Book Stats: Snow White and Rose Red

Author: Patricia Wrede

Age group: 15-17

Best place to buy: BarnesandNoble.com ($8.09)

Length: 288

Rating: 8 out of 10

Duh Duh Da! I read book number 4. Actually I finished it last week but this week is the week before finals, when all the big projects are due. I’ve been focusing on that, but now it’s crunch time because I still need to have 20 posts by next Thursday. Sorry, but next time we will be back to books I read before this semester until after finals when I will have time to read again. We’ll get through this together.

Summary: Snow White and Rose Red, written by Patricia Wrede, is another classic fairy-tale retold in an imaginative way. The widow and her two daughters live outside their village at the edge of the woods. The widow is an herbalist and she uses her daughters, Blanche and Rosamunde to gather the herbs.

Within the woods lies the border of Fairy, the magical world where fairies dwell.  The Fairy Queen’s two sons, John and Hugh, are half mortal but John feels more connection with the mortal world than Hugh. The daughters gather some herbs from Fairy for their special properties.

Two local wizards use All Hallows Eve to conduct a spell on fairy, affecting one of the fairy brothers. The other brother searches desperately for a cure for the spell that turned his brother into a bear and stole his fairy powers.

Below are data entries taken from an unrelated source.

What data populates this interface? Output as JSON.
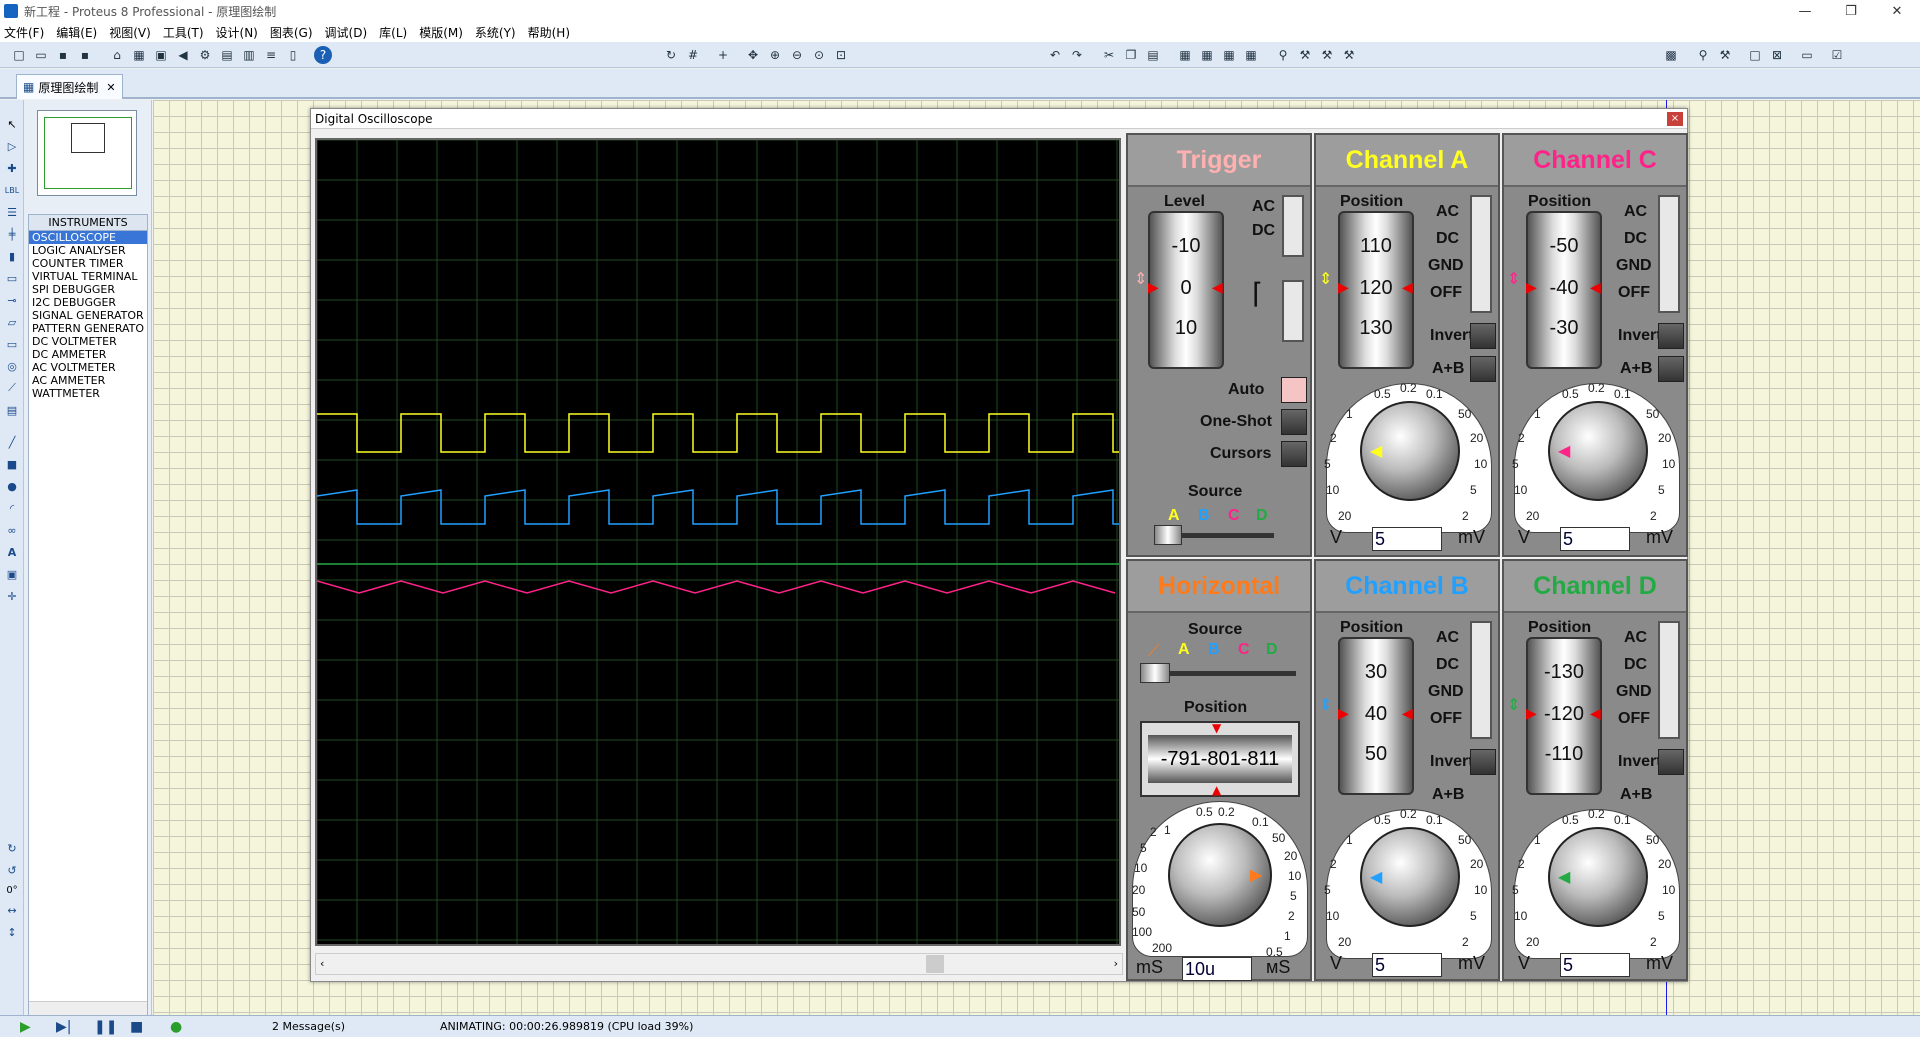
{
  "window": {
    "title": "新工程 - Proteus 8 Professional - 原理图绘制",
    "min": "—",
    "max": "❐",
    "close": "✕"
  },
  "menu": [
    "文件(F)",
    "编辑(E)",
    "视图(V)",
    "工具(T)",
    "设计(N)",
    "图表(G)",
    "调试(D)",
    "库(L)",
    "模版(M)",
    "系统(Y)",
    "帮助(H)"
  ],
  "tab": {
    "label": "原理图绘制",
    "close": "✕"
  },
  "instruments": {
    "header": "INSTRUMENTS",
    "items": [
      "OSCILLOSCOPE",
      "LOGIC ANALYSER",
      "COUNTER TIMER",
      "VIRTUAL TERMINAL",
      "SPI DEBUGGER",
      "I2C DEBUGGER",
      "SIGNAL GENERATOR",
      "PATTERN GENERATO",
      "DC VOLTMETER",
      "DC AMMETER",
      "AC VOLTMETER",
      "AC AMMETER",
      "WATTMETER"
    ],
    "selected": 0
  },
  "rotation": "0°",
  "status": {
    "messages": "2 Message(s)",
    "animating": "ANIMATING: 00:00:26.989819 (CPU load 39%)"
  },
  "osc": {
    "title": "Digital Oscilloscope",
    "close": "×",
    "trigger": {
      "title": "Trigger",
      "level": "Level",
      "ac": "AC",
      "dc": "DC",
      "drum": [
        "-10",
        "0",
        "10"
      ],
      "auto": "Auto",
      "oneshot": "One-Shot",
      "cursors": "Cursors",
      "source": "Source",
      "src": [
        "A",
        "B",
        "C",
        "D"
      ]
    },
    "channel_a": {
      "title": "Channel A",
      "position": "Position",
      "drum": [
        "110",
        "120",
        "130"
      ],
      "ac": "AC",
      "dc": "DC",
      "gnd": "GND",
      "off": "OFF",
      "invert": "Invert",
      "apb": "A+B",
      "value": "5",
      "v": "V",
      "mv": "mV"
    },
    "channel_c": {
      "title": "Channel C",
      "position": "Position",
      "drum": [
        "-50",
        "-40",
        "-30"
      ],
      "ac": "AC",
      "dc": "DC",
      "gnd": "GND",
      "off": "OFF",
      "invert": "Invert",
      "apb": "A+B",
      "value": "5",
      "v": "V",
      "mv": "mV"
    },
    "horizontal": {
      "title": "Horizontal",
      "source": "Source",
      "src": [
        "A",
        "B",
        "C",
        "D"
      ],
      "position": "Position",
      "readout": "-791-801-811",
      "value": "10u",
      "ms": "mS",
      "us": "мS"
    },
    "channel_b": {
      "title": "Channel B",
      "position": "Position",
      "drum": [
        "30",
        "40",
        "50"
      ],
      "ac": "AC",
      "dc": "DC",
      "gnd": "GND",
      "off": "OFF",
      "invert": "Invert",
      "apb": "A+B",
      "value": "5",
      "v": "V",
      "mv": "mV"
    },
    "channel_d": {
      "title": "Channel D",
      "position": "Position",
      "drum": [
        "-130",
        "-120",
        "-110"
      ],
      "ac": "AC",
      "dc": "DC",
      "gnd": "GND",
      "off": "OFF",
      "invert": "Invert",
      "apb": "A+B",
      "value": "5",
      "v": "V",
      "mv": "mV"
    },
    "volt_ticks": [
      "0.5",
      "0.2",
      "0.1",
      "50",
      "20",
      "10",
      "5",
      "2",
      "20",
      "10",
      "5",
      "2",
      "1"
    ],
    "time_ticks": [
      "1",
      "0.5",
      "0.2",
      "0.1",
      "50",
      "20",
      "10",
      "5",
      "2",
      "1",
      "0.5",
      "200",
      "100",
      "50",
      "20",
      "10",
      "5",
      "2"
    ],
    "colors": {
      "a": "#ffff22",
      "b": "#22a0ff",
      "c": "#ff2288",
      "d": "#22aa44",
      "h": "#ff7a1a",
      "t": "#ffb0b0"
    }
  }
}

The Bear, forgetting his new form, comes to the door of the widow’s cabin. With their experience with Fairy, the widow and her daughters allow the strangely intelligent bear to spend the evenings in their home, warm while winter swarms outside.

The Widow reveals that she knows some witchcraft, the benevolent kind, spurring her and her daughters to work to find a cure for the bear themselves. They unknowingly pit themselves against the wizards who cast the original spell.

Finding a cure turns out to be too much for this humble witch and her daughters. They must face failure, unexpected collaborations and even fairy interference. Will they ever help the bear return to his original form and find their way to the fairy-tale ending? You will have to read it to find out.

Reasons for the Rating: This book was a good escape for me from homework into a land of fantasy. It was interesting to have this tale set in Elizabethan England, a time that usually reminds me of Shakespeare. Patricia Wrede definitely did her homework about the time period, even using period dialog.

The story is imaginative and detailed, down to the herbs used for the spells. That may be a hindrance in some ways, making the plot move slowly and taking more time to read. Once I edited a manuscript with a scene that included desert snakes in a pit. Little detail was given, yet when I verified the facts, the writer was right on. In other words, writers should do the research but they don’t have to share every little detail with the reader.

Outside of that flaw I enjoyed the book. I tend to enjoy Patricia Wrede and her writing style. We all go overboard sometimes, right? One small problem does not ruin a book. Besides, I might just be a bit impatient.

Recommendation: I would recommend this book to both young adult readers and even some older ones. I think everyone can enjoy a good fairy tale once and a while. So, go out, read a fairy tale, escape the world, and enjoy a happy ending. Maybe it will melt some of the stress away.